LeBlanc v. Terrebonne

432 So. 2d 980 | La. Ct. App. | 1983

SHORTESS, Judge.

Patsy LeBlanc (plaintiff) filed suit against Mr. and Mrs. Joannes A. Terrebonne (defendant), alleging that they violated the building restrictions of Drusilla Woods Subdivision, where both parties live and are homeowners, by building an addition to their home. Plaintiff requested a mandatory injunction directing that the offending structure be removed. The trial judge permanently enjoined defendants from even occasional use of the addition as a garage or carport, but he did not order defendants to remove the structure. Plaintiff has therefore perfected this appeal.2 Drusilla Woods Subdivision consists of only eight lots arranged around a circular access drive. Plaintiff is the owner of Lot One, and defendants are the owners of Lot Two. The lots share a common boundary. This controversy arose when defendants constructed an addition to their two-car garage consisting of a concrete slab and a Sears patio cover with metal support posts. The subdivision building restrictions provide in pertinent part:

“NO LOTS SHALL BE USED EXCEPT FOR RESIDENTIAL PURPOSES. NO BUILDING SHALL BE ERECTED, ALTERED, PLACED OR PERMITTED TO REMAIN ON ANY LOT OTHER THAN ONE DETACHED SINGLE FAMILY DWELLING NOT TO EXCEED TWO AND ONE-HALF STORIES *981IN HEIGHT AND A PRIVATE GARAGE FOR NOT MORE THAN TWO CARS.
NO BUILDING SHALL BE LOCATED NEARER TO AN INTERIOR LOT LINE THAN A DISTANCE EQUAL TO 10% OF THE LOT WIDTH AT ALL POINTS OF PROXIMITY TO THE SIDE LINES, BUT IN NO CASE SHALL ANY BUILDING BE LOCATED NEARER THAN SEVEN (7) FEET TO AN INTERIOR LOT LINE. NO DWELLING SHALL BE LOCATED ON ANY INTERIOR LOT NEARER THAN TWENTY-FIVE (25) FEET TO THE REAR LOT LINE. FOR THE PURPOSES OF THIS COVENANT, EAVES, STEPS, AND OPEN PORCHES SHALL NOT BE CONSIDERED AS A PART OF THE BUILDING, PROVIDED, HOWEVER, THAT THIS SHALL NOT BE CONSTRUED TO PERMIT ANY PORTION OF A BUILDING ON A LOT TO ENCROACH UPON ANOTHER LOT.”

Six of the eleven impartial3 residents of the subdivision testified that the addition was used as a patio rather than as a garage. However, some witnesses stated that cars had been parked under the cover on isolated instances. Several witnesses recalled crawfish boils and homemade ice cream parties under the patio cover. Testimony reveals that a swing, lawn chairs and pot plants are regularly under the cover. Joannes Terrebonne testified that he and his family built the addition for the purpose of adding a covered patio, to their home. He stated that the principle use of the structure had been as a patio and that cars had only been parked there before he completed the cover or when the weather was bad. In contrast to the testimony of defendants and all the witnesses, plaintiff testified that cars were always parked under the structure.

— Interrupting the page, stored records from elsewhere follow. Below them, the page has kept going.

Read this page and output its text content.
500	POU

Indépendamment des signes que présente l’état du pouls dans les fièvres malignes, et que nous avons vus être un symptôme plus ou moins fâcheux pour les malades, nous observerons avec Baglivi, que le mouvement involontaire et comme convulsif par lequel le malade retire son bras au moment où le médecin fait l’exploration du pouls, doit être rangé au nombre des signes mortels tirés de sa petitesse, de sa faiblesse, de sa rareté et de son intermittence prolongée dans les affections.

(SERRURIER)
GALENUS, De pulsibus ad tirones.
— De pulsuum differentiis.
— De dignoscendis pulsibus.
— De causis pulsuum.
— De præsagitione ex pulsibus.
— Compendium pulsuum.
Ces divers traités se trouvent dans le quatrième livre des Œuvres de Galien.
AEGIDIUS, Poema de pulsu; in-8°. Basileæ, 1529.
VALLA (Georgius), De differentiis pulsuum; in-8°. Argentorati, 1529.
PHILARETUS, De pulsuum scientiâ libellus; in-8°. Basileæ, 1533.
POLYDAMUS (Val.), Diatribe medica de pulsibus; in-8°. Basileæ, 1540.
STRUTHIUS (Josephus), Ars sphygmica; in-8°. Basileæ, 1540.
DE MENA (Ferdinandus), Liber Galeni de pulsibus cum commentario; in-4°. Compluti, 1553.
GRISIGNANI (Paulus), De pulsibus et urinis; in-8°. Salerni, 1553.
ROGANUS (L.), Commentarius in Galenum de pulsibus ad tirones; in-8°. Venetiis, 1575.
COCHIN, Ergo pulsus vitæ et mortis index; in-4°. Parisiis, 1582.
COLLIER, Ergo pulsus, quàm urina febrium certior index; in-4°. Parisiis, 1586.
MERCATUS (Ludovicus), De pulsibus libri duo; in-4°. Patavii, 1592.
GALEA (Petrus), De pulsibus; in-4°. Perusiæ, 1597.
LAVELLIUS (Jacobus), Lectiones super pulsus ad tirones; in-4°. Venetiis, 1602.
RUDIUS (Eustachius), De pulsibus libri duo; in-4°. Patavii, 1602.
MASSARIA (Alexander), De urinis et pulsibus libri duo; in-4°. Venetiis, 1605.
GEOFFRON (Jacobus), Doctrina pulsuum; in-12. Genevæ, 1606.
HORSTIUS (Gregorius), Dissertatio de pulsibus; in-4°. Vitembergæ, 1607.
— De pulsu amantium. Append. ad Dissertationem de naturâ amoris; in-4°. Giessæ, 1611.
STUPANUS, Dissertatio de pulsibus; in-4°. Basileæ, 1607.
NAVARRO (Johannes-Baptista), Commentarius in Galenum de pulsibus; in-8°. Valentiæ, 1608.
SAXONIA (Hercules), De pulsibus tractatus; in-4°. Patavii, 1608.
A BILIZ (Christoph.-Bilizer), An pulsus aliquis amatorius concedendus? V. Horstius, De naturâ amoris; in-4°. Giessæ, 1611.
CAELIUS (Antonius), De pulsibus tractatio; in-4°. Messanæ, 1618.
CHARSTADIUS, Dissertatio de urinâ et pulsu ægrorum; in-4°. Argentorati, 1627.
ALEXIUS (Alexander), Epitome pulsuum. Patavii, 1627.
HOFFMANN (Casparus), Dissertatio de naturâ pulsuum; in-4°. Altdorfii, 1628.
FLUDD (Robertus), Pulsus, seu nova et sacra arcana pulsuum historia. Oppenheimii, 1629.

Carey Hodges, a civil engineer and surveyor, testified that the concrete slab is .4 foot from the interior lot line dividing the property and that the cover in certain places is .9 foot from the lot line.

The two issues presented are: (1) did defendants violate the subdivision restriction prohibiting the construction of a private garage for more than two cars, and (2) did defendants violate the subdivision restriction prohibiting construction of any building nearer than seven feet to an interi- or lot line. Plaintiff contends that the trial judge erred in not granting a mandatory injunction directing the removal of the structure.

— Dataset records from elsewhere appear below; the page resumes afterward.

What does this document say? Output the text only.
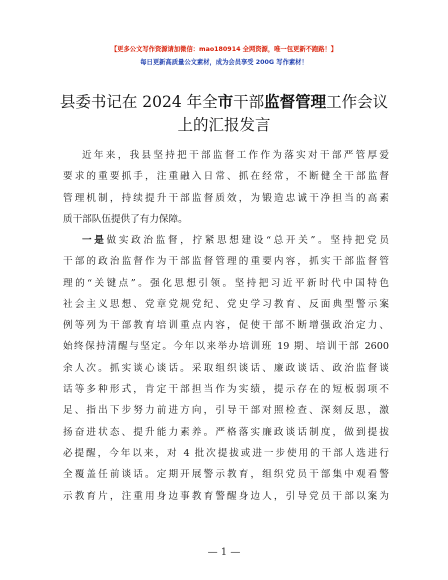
【更多公文写作资源请加微信：mao180914 全网资源，唯一包更新不跑路！】
每日更新高质量公文素材，成为会员享受 200G 写作素材！
县委书记在 2024 年全市干部监督管理工作会议
上的汇报发言
近年来，我县坚持把干部监督工作作为落实对干部严管厚爱
要求的重要抓手，注重融入日常、抓在经常，不断健全干部监督
管理机制，持续提升干部监督质效，为锻造忠诚干净担当的高素
质干部队伍提供了有力保障。
一是做实政治监督，拧紧思想建设“总开关”。坚持把党员
干部的政治监督作为干部监督管理的重要内容，抓实干部监督管
理的“关键点”。强化思想引领。坚持把习近平新时代中国特色
社会主义思想、党章党规党纪、党史学习教育、反面典型警示案
例等列为干部教育培训重点内容，促使干部不断增强政治定力、
始终保持清醒与坚定。今年以来举办培训班 19 期、培训干部 2600
余人次。抓实谈心谈话。采取组织谈话、廉政谈话、政治监督谈
话等多种形式，肯定干部担当作为实绩，提示存在的短板弱项不
足、指出下步努力前进方向，引导干部对照检查、深刻反思，激
扬奋进状态、提升能力素养。严格落实廉政谈话制度，做到提拔
必提醒，今年以来，对 4 批次提拔或进一步使用的干部人选进行
全覆盖任前谈话。定期开展警示教育，组织党员干部集中观看警
示教育片，注重用身边事教育警醒身边人，引导党员干部以案为
— 1 —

Building restrictions are charges imposed by the owner of an immovable in pursuance of a general plan governing building standards, specified uses, and improvements and may be enforced by mandatory and prohibitory injunctions. La.Civil Code arts. 775, 779. Any doubt as to the existence validity, or extent of building restrictions is resolved in favor of the unrestricted use of the immovable. La.Civil Code art. 783. The trial judge found that the addition constituted an “open porch” and that “(o)pen porches, under the terms of the restrictions, are allowed to extend out to the distance that the addition extends.” The trial judge’s findings of fact will not be disturbed in the absence of manifest error. Canter v. Koehring Company, 283 So.2d 716 (La.1973). Based upon the testimony and the photographs in the record, we cannot say that the trial judge was clearly wrong in his findings. Because the trial judge found that the addition was an “open porch,” none of the subdivision restrictions were violated. He correctly refused to grant plaintiff’s request that the *982offending structure be removed.4 All costs of this appeal are taxed to plaintiff.

AFFIRMED.

. Defendants did not appeal, so that portion of the judgment which enjoined the use of the addition as a garage or carport is final.

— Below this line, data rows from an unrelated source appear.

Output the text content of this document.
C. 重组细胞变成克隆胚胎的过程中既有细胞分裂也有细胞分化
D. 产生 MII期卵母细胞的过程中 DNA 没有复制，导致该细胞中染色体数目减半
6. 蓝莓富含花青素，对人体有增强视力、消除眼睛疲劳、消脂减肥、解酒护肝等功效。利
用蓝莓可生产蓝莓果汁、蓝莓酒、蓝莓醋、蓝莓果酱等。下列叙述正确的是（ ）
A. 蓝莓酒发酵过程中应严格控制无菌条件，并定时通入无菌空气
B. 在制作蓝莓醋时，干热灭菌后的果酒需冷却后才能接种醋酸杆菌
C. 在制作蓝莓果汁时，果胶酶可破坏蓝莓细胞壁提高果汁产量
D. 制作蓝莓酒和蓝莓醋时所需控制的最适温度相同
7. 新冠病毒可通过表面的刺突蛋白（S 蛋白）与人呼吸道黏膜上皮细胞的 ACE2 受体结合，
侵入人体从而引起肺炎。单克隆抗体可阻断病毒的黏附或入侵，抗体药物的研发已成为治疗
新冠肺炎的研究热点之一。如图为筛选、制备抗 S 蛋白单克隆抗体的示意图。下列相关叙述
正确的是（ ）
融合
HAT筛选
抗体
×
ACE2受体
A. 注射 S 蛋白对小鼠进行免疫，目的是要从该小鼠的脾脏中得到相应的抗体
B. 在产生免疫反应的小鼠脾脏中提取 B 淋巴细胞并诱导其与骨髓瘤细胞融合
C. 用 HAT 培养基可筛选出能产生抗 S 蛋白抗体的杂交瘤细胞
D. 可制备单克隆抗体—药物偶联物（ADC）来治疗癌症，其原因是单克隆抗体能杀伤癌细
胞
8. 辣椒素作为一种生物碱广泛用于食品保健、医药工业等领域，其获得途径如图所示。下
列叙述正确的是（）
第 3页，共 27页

. The residents are impartial in the sense that they are not parties to this suit. However, all the residents except plaintiff signed a document stating that they were aware of the addition made to defendants’ home, that they had no objection to the addition, and that if the addition was in violation of the subdivision restrictions, they would agree to amend them. This document was only accepted as a proffer, because the trial judge found that the subdivision restrictions did not allow amendment until March 10, 1986, 25 years after the recordation date. We agree.

. Plaintiff contends that the trial judge confused building restrictions and use restrictions, because he issued an injunction prohibiting any use of the addition as a garage or carport, but did not order the removal of the structure. However, we do not feel that the trial judge erred. Building restrictions encompass use restrictions in that they govern “specified uses” of immovables. La.Civil Code art. 775.